Stating that he is not a “two-time convicted felon” and “has not done time in jail,” Conor Gleason, executive administrator in the Union County Tax Collector’s Office, said he has not turned in his background check to Union County Judge Mike Loftin – but he has turned in the document to county Tax Collector Paula Beard.

During a regular meeting of the Union County Quorum Court on Thursday, Beard requested that the court agree to pay Gleason for 130 hours in back pay – checks withheld to comply with the court’s ordinance to “withhold payments from previously appropriated funds covering salaries of employees who refuse to consent to the criminal background check.”

“I’m the only one not getting paid,” Gleason said during the meeting and questioned why justices of the peace have not already submitted their background checks.

Quorum court members said they just received the forms for background checks Thursday and all agreed to sign written consents for the checks. Justices of the peace receive a stipend each month to serve on the quorum court.

According to Ordinance 1457, which was approved by justices of the peace Sept. 21, all county employees and officials are required to submit to a criminal background check and sign written consent forms. After it became clear that at least one employee had failed to comply, the court approved a new resolution to withhold pay from those who do not consent to the check.

The resolution allows the county judge and county clerk to be “authorized and directed to withhold … salaries of employees who refuse to consent to the criminal background check” and “wages owed through the close of business on Oct. 19 shall be paid.”

Gleason said that over seven years ago, he was charged with offenses, which he said were later dropped and have been expunged from his record.

“I have no convictions,” he said, adding, “This brings shame on the county and it seems I’ve been targeted – I’m the only one not getting paid.”

Justice of the Peace Johnny Burson questioned information he had seen that implied Gleason had been charged with misappropriating funds while working at a previous job in Mississippi.

“I was never convicted and it was expunged,” Gleason said.

Carolyn Jones, JP, then requested that the discussion regarding Gleason be stopped during the open meeting, since the court’s legal counsel was not in attendance. She suggested the matter be discussed during an executive session.

“Personnel issues shouldn’t be discussed except in executive sessions,” she said.

Beard said she has copies of documents in her files, that show charges against Gleason were dismissed and his files were expunged.

“I have the paperwork and a couple of JPs have asked Conor to tell his story and he did, and I’ve shown them the papers,” she said.

During the meeting when members of the court asked to see the papers showing that previous charges against Gleason had been dismissed and were expunged from his record, Beard said the papers are in her office.

“I’d like to submit a claim” to pay Gleason for 130 hours of work, Beard said. “He’s an asset to my office and nothing going on in my office is illegal.

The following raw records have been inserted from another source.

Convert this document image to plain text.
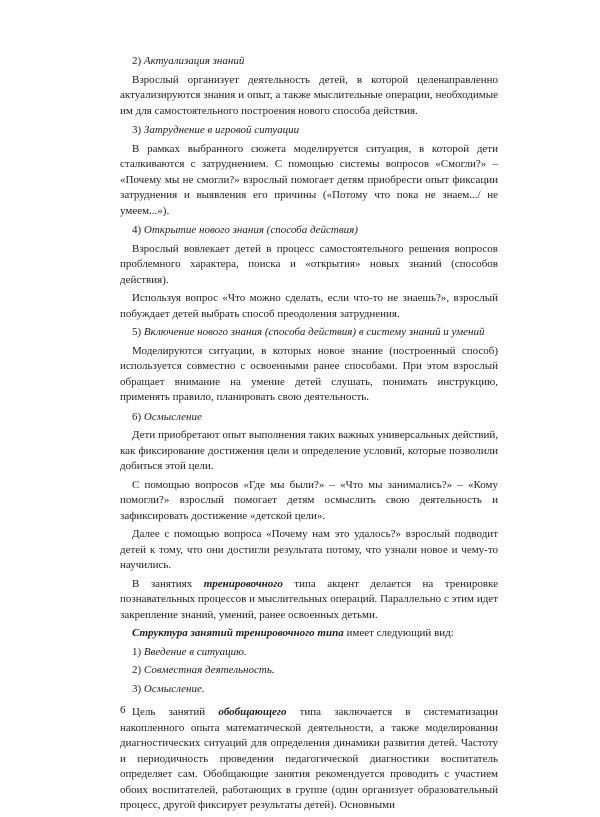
2) Актуализация знаний
Взрослый организует деятельность детей, в которой целенаправленно актуализируются знания и опыт, а также мыслительные операции, необходимые им для самостоятельного построения нового способа действия.
3) Затруднение в игровой ситуации
В рамках выбранного сюжета моделируется ситуация, в которой дети сталкиваются с затруднением. С помощью системы вопросов «Смогли?» – «Почему мы не смогли?» взрослый помогает детям приобрести опыт фиксации затруднения и выявления его причины («Потому что пока не знаем.../ не умеем...»).
4) Открытие нового знания (способа действия)
Взрослый вовлекает детей в процесс самостоятельного решения вопросов проблемного характера, поиска и «открытия» новых знаний (способов действия).
Используя вопрос «Что можно сделать, если что-то не знаешь?», взрослый побуждает детей выбрать способ преодоления затруднения.
5) Включение нового знания (способа действия) в систему знаний и умений
Моделируются ситуации, в которых новое знание (построенный способ) используется совместно с освоенными ранее способами. При этом взрослый обращает внимание на умение детей слушать, понимать инструкцию, применять правило, планировать свою деятельность.
6) Осмысление
Дети приобретают опыт выполнения таких важных универсальных действий, как фиксирование достижения цели и определение условий, которые позволили добиться этой цели.
С помощью вопросов «Где мы были?» – «Что мы занимались?» – «Кому помогли?» взрослый помогает детям осмыслить свою деятельность и зафиксировать достижение «детской цели».
Далее с помощью вопроса «Почему нам это удалось?» взрослый подводит детей к тому, что они достигли результата потому, что узнали новое и чему-то научились.
В занятиях тренировочного типа акцент делается на тренировке познавательных процессов и мыслительных операций. Параллельно с этим идет закрепление знаний, умений, ранее освоенных детьми.
Структура занятий тренировочного типа имеет следующий вид:
1) Введение в ситуацию.
2) Совместная деятельность.
3) Осмысление.
Цель занятий обобщающего типа заключается в систематизации накопленного опыта математической деятельности, а также моделировании диагностических ситуаций для определения динамики развития детей. Частоту и периодичность проведения педагогической диагностики воспитатель определяет сам. Обобщающие занятия рекомендуется проводить с участием обоих воспитателей, работающих в группе (один организует образовательный процесс, другой фиксирует результаты детей). Основными
6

People are digging for stuff and I’m aware there are investigations regarding my office. No wrongdoing is going on in my office. I want Conor paid today.”

“If he turns in the background information, we can give him the back pay,” Jones replied.

Loftin said other county employees have all completed background checks and complied with the new ordinance.

“After 19 years, I’ve never seen this in Union County. I’m fed up with this,” said Cecil Polk, justice of the peace.

Beard also asked that a committee be named to review the background checks and Loftin said that justices of the peace Polk and Justin Hendrix have volunteered to serve on the committee. The county judge will also serve on the committee, along with Union County Sheriff Ricky Roberts.

Loftin said the committee will review the checks and then discuss the background reports with elected officials in each office. Background checks received by the county are “under lock and key – in the vault,” he said.

After the meeting, Gleason reached out to the News-Times and provided a statement saying he and Beard are “disappointed that the quorum court did not address the fact that they did not comply with their ordinance and resolution.”

“I came before them to get their feedback and they deflected the question to a later date when we can have an executive session,” Gleason said. “In the meantime, I still will be unpaid. The only county employee to be unpaid. I have agreed to turn in my background check to the committee that was apparently just formed today, which I argued should have been formed before the ordinance and resolution were even passed.”

In other business Thursday, members of the quorum court also approved a bonus to be issued “before Thanksgiving,” Loftin said. Full-time employees who have been working for the county for one to two years will receive $200; from two to five years, $500; from 5 to 10 years, $750 and over 10 years, $1,000.